Spot month natural gas futures settled unchanged, but more deferred contracts retreated in active trading Tuesday on the New York Mercantile Exchange. Traders cited an interest by funds and managed accounts toward the sell side of the market, and in the longer term analysts suggested that if there were no major production-disrupting hurricanes this season, prices could fall more than another dollar.

The September contract was flat at $8.726 and October retreated 1.6 cents to $8.820. September crude oil fell $2.24 to $119.17/bbl.

“The black-box funds are playing the market from the short side and there is new additional fund money also coming in on the short side. These guys can’t get enough,” said a New York floor trader.

He added that the funds were looking at price objectives “below $8. We are taking out crucial levels of support on a daily basis, and today’s low [overnight trading] was $8.335.” He noted that the market was recovering well from the overnight drop, and “a lot of shorts are short-term and are covering quickly.”

“Selling rallies would be a better way to play the market than to initiate a random short. Anytime the market pops its head up like it did at $8.84 on the floor, it’s a good selling opportunity. Anytime the market rallies, you sell it. The trend is lower.”

Longer term traders see the market continuing lower as well. “I think the support in the high $8 area is only temporary, and today you had a bit of a ‘dead-cat’ bounce,” said George Ellis, a director at the Bank of Montreal in New York. He suggested that the bounce might take prices as high as $9.15 to $9.20, but then you “sell it again.”

Ellis admitted that a bullish consideration was the fact that storage was running behind a year ago, but “I don’t think storage is a huge issue and prices are normalizing back to an area that makes sense and is the correct value for this market. If we can get out of this season without a major hurricane, we can see a $7 handle. I think the market finds a bottom at $7.50.”
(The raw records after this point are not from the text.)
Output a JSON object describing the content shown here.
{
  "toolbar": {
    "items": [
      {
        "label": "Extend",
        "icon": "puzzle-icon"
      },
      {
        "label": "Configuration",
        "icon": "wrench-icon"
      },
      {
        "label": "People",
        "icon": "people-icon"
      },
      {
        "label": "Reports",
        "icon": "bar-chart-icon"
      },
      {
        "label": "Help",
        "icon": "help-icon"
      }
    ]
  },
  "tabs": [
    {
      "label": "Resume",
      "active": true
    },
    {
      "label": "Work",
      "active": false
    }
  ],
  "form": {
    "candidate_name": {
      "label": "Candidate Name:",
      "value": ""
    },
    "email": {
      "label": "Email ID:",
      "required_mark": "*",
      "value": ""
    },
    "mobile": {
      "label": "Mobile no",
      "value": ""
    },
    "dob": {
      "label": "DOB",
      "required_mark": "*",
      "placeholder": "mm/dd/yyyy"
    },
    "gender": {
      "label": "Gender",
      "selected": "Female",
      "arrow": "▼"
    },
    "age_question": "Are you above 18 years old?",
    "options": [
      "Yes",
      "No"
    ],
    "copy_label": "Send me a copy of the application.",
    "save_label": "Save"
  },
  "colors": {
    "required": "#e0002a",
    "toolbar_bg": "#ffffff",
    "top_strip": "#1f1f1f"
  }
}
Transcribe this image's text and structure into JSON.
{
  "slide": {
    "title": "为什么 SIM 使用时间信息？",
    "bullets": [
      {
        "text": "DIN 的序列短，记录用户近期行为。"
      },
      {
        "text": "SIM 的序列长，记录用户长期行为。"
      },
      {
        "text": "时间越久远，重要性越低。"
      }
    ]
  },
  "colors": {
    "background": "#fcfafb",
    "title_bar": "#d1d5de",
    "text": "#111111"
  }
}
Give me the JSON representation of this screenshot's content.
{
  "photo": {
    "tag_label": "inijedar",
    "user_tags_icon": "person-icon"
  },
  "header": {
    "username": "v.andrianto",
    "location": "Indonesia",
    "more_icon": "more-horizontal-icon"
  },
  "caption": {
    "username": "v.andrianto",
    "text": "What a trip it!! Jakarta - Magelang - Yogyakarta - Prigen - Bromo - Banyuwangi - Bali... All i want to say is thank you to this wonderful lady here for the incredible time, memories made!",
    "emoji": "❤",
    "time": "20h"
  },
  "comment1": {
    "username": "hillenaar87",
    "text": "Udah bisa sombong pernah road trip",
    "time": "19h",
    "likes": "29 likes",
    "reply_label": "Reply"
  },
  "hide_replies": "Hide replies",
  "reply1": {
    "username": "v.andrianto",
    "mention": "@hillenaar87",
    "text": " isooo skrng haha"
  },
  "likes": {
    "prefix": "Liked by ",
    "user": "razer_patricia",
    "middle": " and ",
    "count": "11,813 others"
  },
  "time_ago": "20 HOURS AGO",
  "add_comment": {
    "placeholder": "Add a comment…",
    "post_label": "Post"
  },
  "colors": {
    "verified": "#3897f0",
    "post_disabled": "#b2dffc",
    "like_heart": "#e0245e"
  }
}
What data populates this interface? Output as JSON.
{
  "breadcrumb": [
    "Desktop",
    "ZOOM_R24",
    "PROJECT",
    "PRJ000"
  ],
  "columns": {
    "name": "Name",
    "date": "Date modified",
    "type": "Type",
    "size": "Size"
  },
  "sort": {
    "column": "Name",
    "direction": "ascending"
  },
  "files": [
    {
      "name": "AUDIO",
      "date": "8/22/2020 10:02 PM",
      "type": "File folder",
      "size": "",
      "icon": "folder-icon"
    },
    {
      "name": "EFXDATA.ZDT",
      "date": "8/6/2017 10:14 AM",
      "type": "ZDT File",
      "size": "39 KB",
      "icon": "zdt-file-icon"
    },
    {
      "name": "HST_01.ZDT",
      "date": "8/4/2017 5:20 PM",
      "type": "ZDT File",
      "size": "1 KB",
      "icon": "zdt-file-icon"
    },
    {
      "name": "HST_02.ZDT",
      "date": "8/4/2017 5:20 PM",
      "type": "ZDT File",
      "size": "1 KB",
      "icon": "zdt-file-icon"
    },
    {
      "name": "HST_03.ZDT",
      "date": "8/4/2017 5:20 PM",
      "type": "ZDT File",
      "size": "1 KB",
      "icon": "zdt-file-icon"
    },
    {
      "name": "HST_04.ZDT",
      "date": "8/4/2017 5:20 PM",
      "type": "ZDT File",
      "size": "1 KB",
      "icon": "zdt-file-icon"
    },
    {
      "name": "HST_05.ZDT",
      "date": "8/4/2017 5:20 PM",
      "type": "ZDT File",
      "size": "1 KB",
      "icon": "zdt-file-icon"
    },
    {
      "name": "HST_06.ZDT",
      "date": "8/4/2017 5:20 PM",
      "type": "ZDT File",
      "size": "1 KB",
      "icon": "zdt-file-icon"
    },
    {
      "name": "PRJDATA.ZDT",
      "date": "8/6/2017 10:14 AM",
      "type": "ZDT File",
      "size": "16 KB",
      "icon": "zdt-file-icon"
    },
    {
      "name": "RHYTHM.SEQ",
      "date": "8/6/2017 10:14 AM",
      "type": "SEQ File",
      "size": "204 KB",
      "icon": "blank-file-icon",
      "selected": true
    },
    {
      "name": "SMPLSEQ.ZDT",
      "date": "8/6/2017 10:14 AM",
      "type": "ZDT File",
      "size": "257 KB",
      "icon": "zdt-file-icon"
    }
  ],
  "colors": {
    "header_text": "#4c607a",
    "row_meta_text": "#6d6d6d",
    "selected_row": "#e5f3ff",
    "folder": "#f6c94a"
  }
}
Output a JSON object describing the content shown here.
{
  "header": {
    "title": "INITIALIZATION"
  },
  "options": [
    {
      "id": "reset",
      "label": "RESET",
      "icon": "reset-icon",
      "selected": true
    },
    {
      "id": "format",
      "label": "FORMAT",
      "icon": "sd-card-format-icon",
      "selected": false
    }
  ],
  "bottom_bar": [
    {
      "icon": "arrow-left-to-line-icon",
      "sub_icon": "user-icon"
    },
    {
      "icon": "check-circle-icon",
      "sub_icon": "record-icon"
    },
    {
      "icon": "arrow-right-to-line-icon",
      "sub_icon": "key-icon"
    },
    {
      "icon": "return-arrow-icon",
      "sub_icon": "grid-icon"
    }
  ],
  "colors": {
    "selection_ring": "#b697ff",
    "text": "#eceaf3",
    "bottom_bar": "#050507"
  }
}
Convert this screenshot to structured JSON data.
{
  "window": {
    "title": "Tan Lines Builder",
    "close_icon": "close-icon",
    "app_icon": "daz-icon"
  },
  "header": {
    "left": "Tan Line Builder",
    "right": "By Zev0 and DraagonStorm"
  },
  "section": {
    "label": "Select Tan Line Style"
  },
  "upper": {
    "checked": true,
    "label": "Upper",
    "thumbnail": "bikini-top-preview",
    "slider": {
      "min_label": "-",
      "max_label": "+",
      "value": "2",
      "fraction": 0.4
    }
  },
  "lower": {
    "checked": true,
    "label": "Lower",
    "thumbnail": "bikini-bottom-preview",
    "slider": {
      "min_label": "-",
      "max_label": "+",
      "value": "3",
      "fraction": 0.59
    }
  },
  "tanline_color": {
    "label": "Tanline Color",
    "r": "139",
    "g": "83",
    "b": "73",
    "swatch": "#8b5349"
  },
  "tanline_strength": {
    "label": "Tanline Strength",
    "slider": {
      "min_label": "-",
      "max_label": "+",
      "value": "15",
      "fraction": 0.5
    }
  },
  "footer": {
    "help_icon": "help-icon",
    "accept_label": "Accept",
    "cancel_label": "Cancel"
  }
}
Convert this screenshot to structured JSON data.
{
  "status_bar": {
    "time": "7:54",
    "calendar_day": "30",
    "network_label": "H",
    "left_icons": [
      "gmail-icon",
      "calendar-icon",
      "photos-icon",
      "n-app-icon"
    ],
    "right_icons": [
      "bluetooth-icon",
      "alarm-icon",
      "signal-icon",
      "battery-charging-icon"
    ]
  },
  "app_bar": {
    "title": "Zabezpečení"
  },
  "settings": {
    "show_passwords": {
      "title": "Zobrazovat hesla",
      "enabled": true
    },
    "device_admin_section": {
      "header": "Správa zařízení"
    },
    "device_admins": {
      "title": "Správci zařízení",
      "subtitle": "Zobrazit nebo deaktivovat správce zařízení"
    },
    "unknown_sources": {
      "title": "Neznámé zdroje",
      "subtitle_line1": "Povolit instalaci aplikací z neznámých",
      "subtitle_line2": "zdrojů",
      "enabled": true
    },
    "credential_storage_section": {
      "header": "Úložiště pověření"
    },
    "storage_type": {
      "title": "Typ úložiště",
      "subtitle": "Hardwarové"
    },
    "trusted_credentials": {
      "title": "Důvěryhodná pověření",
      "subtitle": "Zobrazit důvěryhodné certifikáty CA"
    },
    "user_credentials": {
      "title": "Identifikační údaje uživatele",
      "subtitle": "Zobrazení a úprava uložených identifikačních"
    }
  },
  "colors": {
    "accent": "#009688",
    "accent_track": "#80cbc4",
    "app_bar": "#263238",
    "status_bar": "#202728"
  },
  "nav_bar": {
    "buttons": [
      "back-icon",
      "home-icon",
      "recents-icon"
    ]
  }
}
Weather bulls will have to deal with unsupportive temperatures and a near-term tropical outlook showing no active systems. “Updates that now extend beyond mid-month are suggesting relatively normal temperature patterns following a sizable warm-up during the past weekend and into today. Consequently, storage injections going forward are not likely to be affected appreciably,” said Jim Ritterbusch of Ritterbusch and Associates.

AccuWeather.com reported that Tropical Storm Edouard came ashore Tuesday morning near the Texas-Louisiana border sporting 65 mph winds, but no major damage was observed. At 2 p.m. EDT Edouard was located about 35 miles east of Houston. The forecaster is monitoring several tropical waves in the Atlantic but does not identify any organized systems.

Ritterbusch is standing aside for now. Monday’s price plunge carried further than what was anticipated and “has exceeded our downside expectations and has forced a move to the sidelines following this morning’s decline to below the $8.64 level,” he said in a Tuesday morning note to clients.